Die Geschichte einer Grenzüberschreitung
Es ist Samstag, der 26. Juli 2025. Das Wetter ist nicht besonders gut, weder in Wien noch in Kärnten. Am Himmel hängt eine dicke, graue Wolkendecke, warm ist es trotzdem. Im ersten Wiener Gemeindebezirk haben die Identitäre Bewegung und Neonazis zur Demonstration gerufen. Für einen Fußweg von rund 15 Minuten brauchen sie drei Stunden. Immer wieder stoßen sie auf antifaschistische Sitzblockaden, die Polizei muss ihnen den Weg freiräumen.
300 Kilometer entfernt, am gleichen Wochenende, gibt es ebenfalls einen Polizeieinsatz. Vor der NS-Gedenkstätte und dem Museum Peršmanhof stehen am Sonntag sieben Polizeifahrzeuge. Über 30 – teils schwer bewaffnete – Polizeikräfte, das Bundesamt für Fremdenwesen und Asyl und die Bezirkshauptmannschaft sind anwesend. Es folgen Hubschrauber, Drohnen, Polizeihunde. Am Gelände des Peršmanhofs findet zu diesem Zeitpunkt ein antifaschistisches Bildungscamp statt. Der Klub Slowenischer Studierender in Wien (KSŠŠD) hat es organisiert, man will sich mit Themen anlässlich des 80. Gedenkjahres an das Ende des Zweiten Weltkrieges beschäftigen.
Der Veranstaltungsort hat Bedeutung. Der Bergbauernhof war ab 1942 ein wichtiger Stützpunkt der Widerstandsbewegung. Kurz vor Ende des 2. Weltkrieges verübten Angehörige des SS- und Polizeiregiments 13 hier ein Massaker: Elf Personen, alle Angehörige der Familien Sadovnik und Kogoj, wurden erschossen. Heute erinnern ein Museum und eine Gedenkstätte am Peršmanhof an die nationalsozialistischen Kriegsverbrechen an den Kärntner Slowen:innen.
Begründet wird der Polizeieinsatz am 27. Juli mit angeblichen Verwaltungsübertretungen in den Bereichen Camping und Naturschutz. Es sei illegal gezeltet worden. Ein Organisator sagt gegenüber der Wochenzeitung „Falter“ allerdings, dass eben das von den Eigentümern erlaubt wurde. Laut dem Verein Peršman wurde von Seiten der Einsatzleitung außerdem erklärt, „dass ein antifaschistisches Bildungscamp einen sittenwidrigen Umgang mit der Gedenkstätte darstelle“. Das Museum hält dagegen: „Angesichts dessen, dass das Museum die Ausrichtung der Veranstaltung unterstützt hat und unter den Teilnehmenden und Vortragenden Nachfahren von Widerstandskämpfer:innen und NS-Opfern aus der Region anwesend waren, gilt es diesen Vorwurf nicht nur vehement zurückzuweisen, er stellt außerdem eine massive Grenzüberschreitung dar“.

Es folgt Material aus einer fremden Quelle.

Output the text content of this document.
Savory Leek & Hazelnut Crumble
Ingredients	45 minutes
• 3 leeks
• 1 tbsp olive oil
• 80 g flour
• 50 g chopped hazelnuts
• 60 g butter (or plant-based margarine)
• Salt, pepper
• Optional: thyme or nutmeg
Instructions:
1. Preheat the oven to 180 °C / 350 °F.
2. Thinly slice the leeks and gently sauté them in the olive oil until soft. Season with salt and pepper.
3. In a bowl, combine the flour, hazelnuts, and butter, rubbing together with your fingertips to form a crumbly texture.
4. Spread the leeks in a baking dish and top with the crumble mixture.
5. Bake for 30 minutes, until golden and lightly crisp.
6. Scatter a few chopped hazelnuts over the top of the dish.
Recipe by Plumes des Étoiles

Verein Peršman-Obmann Markus Gönitzer kritisiert das Vorgehen der Behörden scharf. „Im Erinnerungsjahr 2025 ist ein solches Vorgehen an einem ehemaligen NS-Tatort nicht nur eine schmerzliche Erfahrung für das Museum Peršman, sondern für alle Gedenkstätten und -initiativen unseres Landes. Stellen Sie sich ein solches Vorgehen der Exekutive in einer anderen NS- Gedenkstätte unseres Landes vor? Was sagen diese Ereignisse über die Wertschätzung gegenüber der Kärntner Slowenischen Volksgruppe und ihrer Geschichte aus?“ Bernard Sadovnik, Nachfahre der Familie Sadovnik und Vorsitzender des Volksgruppenbeirates, ergänzt: „So ein massiver Polizeieinsatz genau 80 Jahre nach dem Massaker reißt bei mir als Nachkomme Wunden auf.“ Und: „Der Polizeieinsatz stand in keiner Relation mit den Vorwürfen. Ich fordere eine sofortige lückenlose politische Aufarbeitung dieses skandalösen Vorfalls und seiner Hintergründe.“
Wie die Polizei am Montag gegen Mittag mitteilte, wurden bei dem Einsatz 62 Verwaltungsübertretungen und zwei Fälle von Widerstand gegen die Staatsgewalt angezeigt. Rechtsanwalt Rudolf Vouk hat sich bereiterklärt, die Betroffenen zu vertreten. Er will außerdem Anzeige wegen Amtsmissbrauchs erstatten.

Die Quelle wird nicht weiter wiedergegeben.